Nach der Auffassung des Erstgerichtes habe die beklagte Partei bei der Fällung der Bäume nicht rechtswidrig gehandelt. Der Kläger habe sich zur kostenlosen Abtretung des für die vorgesehene Verbreiterung des Güterweges erforderlichen Grundes bereit erklärt. Von dieser Einwilligung seien auch die auf dem abgetretenen Grund befindlichen Bäume erfaßt gewesen. Daß der Güterweg über die vorgesehene Projektbreite hinaus errichtet worden sei, sei nicht erwiesen. Mangels eines rechtswidrigen und schuldhaften Verhaltens der beklagten Partei stehe dem Kläger ein Anspruch auf Schadenersatz nicht zu. Da die Zufahrt zum Waldgrundstück des Klägers vor der Verbreiterung des Güterweges annähernd die gleiche Steigung aufgewiesen habe wie nachher und die Behauptung einer ursprünglichen Steigung von bloß 10 % sich als unrichtig erwiesen habe, sei auch das Wiederherstellungsbegehren nicht berechtigt. Durch die Erweiterung der Zufahrtsmöglichkeit habe das Grundstück des Klägers nicht nur keine Wertminderung, sondern vielmehr eine Werterhöhung erfahren.

Das Berufungsgericht bestätigte das Ersturteil. Es verneinte das Vorliegen von Verfahrensmängeln, übernahm die Feststellungen des Erstgerichtes und teilte auch dessen Rechtsansicht. Das Berufungsgericht sprach aus, daß der Wert des Streitgegenstandes schon nach der Geldsumme, die der Kläger anstelle der begehrten Wiederherstellung anzunehmen sich erboten habe, S 300.000,-- übersteigt.
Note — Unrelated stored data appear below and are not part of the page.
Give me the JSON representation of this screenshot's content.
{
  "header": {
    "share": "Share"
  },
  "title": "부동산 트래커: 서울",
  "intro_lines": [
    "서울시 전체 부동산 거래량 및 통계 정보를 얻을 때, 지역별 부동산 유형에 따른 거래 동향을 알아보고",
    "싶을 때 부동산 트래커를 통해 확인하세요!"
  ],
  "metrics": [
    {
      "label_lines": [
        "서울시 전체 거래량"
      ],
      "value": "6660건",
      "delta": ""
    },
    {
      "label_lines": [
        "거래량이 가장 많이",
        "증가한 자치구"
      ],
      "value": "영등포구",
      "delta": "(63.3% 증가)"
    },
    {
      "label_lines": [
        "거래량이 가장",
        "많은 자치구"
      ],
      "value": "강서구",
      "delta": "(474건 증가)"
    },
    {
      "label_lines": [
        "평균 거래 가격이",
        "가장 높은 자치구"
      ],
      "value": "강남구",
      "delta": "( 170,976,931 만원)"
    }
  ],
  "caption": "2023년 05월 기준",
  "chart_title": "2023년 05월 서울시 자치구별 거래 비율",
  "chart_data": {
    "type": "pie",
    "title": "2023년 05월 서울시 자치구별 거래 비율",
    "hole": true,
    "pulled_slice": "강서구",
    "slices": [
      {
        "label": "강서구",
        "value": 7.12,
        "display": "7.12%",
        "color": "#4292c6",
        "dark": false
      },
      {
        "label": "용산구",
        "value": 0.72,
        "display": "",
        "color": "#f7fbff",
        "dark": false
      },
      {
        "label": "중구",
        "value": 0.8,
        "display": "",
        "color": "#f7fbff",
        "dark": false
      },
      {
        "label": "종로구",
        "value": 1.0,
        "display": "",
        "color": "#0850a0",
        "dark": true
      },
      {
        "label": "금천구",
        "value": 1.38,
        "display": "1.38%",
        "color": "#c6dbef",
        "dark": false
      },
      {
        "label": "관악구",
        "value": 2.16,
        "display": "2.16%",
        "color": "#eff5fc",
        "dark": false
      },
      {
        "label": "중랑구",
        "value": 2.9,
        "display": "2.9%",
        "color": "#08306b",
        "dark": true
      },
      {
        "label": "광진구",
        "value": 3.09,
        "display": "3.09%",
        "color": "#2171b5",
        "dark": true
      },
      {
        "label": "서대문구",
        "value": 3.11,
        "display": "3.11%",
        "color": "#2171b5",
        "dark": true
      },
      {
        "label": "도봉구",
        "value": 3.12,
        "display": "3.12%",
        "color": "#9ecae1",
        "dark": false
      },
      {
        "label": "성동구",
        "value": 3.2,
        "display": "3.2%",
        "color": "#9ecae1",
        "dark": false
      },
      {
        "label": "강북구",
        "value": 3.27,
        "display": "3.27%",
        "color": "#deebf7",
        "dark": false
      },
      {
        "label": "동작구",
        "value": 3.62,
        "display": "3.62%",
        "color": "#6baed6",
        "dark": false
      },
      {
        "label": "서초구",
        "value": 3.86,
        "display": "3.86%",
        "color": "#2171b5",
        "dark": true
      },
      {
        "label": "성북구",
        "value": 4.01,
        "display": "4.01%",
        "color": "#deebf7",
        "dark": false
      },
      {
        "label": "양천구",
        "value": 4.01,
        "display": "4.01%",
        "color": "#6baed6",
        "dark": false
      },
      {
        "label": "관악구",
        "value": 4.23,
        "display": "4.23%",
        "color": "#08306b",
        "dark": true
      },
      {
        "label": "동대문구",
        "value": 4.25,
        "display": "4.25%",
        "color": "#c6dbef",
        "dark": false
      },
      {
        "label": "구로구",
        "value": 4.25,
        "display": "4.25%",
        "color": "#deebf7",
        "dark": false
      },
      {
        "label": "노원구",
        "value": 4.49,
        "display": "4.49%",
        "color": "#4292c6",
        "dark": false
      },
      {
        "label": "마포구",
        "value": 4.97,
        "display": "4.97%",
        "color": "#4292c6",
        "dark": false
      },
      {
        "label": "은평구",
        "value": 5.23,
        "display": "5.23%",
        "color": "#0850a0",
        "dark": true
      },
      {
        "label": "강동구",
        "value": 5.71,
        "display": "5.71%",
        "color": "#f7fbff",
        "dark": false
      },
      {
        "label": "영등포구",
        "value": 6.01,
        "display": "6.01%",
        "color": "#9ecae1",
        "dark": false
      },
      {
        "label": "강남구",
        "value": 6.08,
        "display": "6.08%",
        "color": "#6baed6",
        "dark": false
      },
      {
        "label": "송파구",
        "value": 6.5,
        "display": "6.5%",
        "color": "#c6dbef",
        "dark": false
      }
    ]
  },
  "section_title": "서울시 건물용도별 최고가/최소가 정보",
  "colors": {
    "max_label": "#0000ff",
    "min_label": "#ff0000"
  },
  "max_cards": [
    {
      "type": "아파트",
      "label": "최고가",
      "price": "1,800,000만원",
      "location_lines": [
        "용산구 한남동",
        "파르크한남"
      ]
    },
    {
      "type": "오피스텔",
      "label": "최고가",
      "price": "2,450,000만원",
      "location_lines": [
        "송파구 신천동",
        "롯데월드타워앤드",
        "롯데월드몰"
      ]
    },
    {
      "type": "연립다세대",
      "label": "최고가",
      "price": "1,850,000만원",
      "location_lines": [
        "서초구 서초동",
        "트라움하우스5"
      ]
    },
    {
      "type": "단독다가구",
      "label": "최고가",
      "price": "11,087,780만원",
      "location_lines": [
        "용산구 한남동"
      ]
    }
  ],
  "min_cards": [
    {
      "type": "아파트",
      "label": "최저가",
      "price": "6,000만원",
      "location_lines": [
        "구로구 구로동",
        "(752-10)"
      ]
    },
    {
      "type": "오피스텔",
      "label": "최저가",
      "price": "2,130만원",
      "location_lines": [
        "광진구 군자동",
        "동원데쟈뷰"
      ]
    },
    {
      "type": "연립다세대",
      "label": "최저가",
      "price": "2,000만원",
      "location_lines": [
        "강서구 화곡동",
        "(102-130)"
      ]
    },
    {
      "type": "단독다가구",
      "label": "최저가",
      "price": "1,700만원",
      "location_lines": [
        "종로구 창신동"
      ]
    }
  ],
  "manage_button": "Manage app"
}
Die gegen die Entscheidung der zweiten Instanz erhobene Revision des Klägers ist im Umfang der Anfechtung der Bestätigung der Abweisung des Zahlungsbegehrens unzulässig.

Rechtliche Beurteilung

Gemäß § 502 Abs. 3 ZPO ist die Revision gegen ein bestätigendes Urteil des Berufungsgerichtes unzulässig, wenn der Streitgegenstand, über den das Berufungsgericht entschieden hat, an Geld oder Geldeswert den Betrag von S 60.000,-- nicht übersteigt. Wenn in einer Klage mehrere Ansprüche geltend gemacht werden, ist bei Beurteilung, inwieweit sie Gegenstand einer bestätigenden Entscheidung des Berufungsgerichtes waren, zu prüfen, ob diese Ansprüche in einem tatsächlichen oder rechtlichen Zusammenhang stehen. Ein tatsächlicher oder rechtlicher Zusammenhang besteht, wenn jeder der mehreren Ansprüche für sich unabhängig von dem anderen nicht bestehen kann oder wenn die Forderungen aus einer gemeinsamen Tatsache oder aus einem gemeinsamen Rechtsgrund entstanden sind. Für den rechtlichen Zusammenhang gilt dabei als Kriterium, daß die Ansprüche aus einer Gesetzesstelle abgeleitet werden oder miteinander in unmittelbarem wirtschaftlichen Zusammenhang stehen. Ein tatsächlicher oder rechtlicher Zusammenhang besteht nicht, wenn jeder der mehreren Ansprüche ein ganz verschiedenes rechtliches Schicksal haben kann oder wenn ein unmittelbarer wirtschaftlicher Zusammenhang zwischen den mehreren Ansprüchen nicht besteht (MietSlg. 34.768 mwN). Im vorliegenden Fall begehrte der Kläger den Zuspruch von S 50.000,-- aus dem Rechtsgrund des Schadenersatzes mit der Behauptung, die beklagte Partei habe über die einvernehmlich erfolgte Grundabtretung hinaus den Güterweg verbreitert und 23 Bäume des Klägers geschlägert. Seinen Anspruch auf Wiederherstellung der Zufahrt zu seinem Grundstück mit einer Steigung von nur 10 % gründet der Kläger auf eine Zusage der beklagten Partei. Beide Ansprüche werden auf verschiedene Rechtsgründe gestützt und können ein ganz verschiedenes rechtliches Schicksal haben. Es besteht zwischen ihnen auch kein unmittelbarer wirtschaftlicher Zusammenhang. In Ansehung des Zahlungsbegehrens liegt somit eine nach § 502 Abs. 3 ZPO unanfechtbare Entscheidung des Berufungsgerichtes vor.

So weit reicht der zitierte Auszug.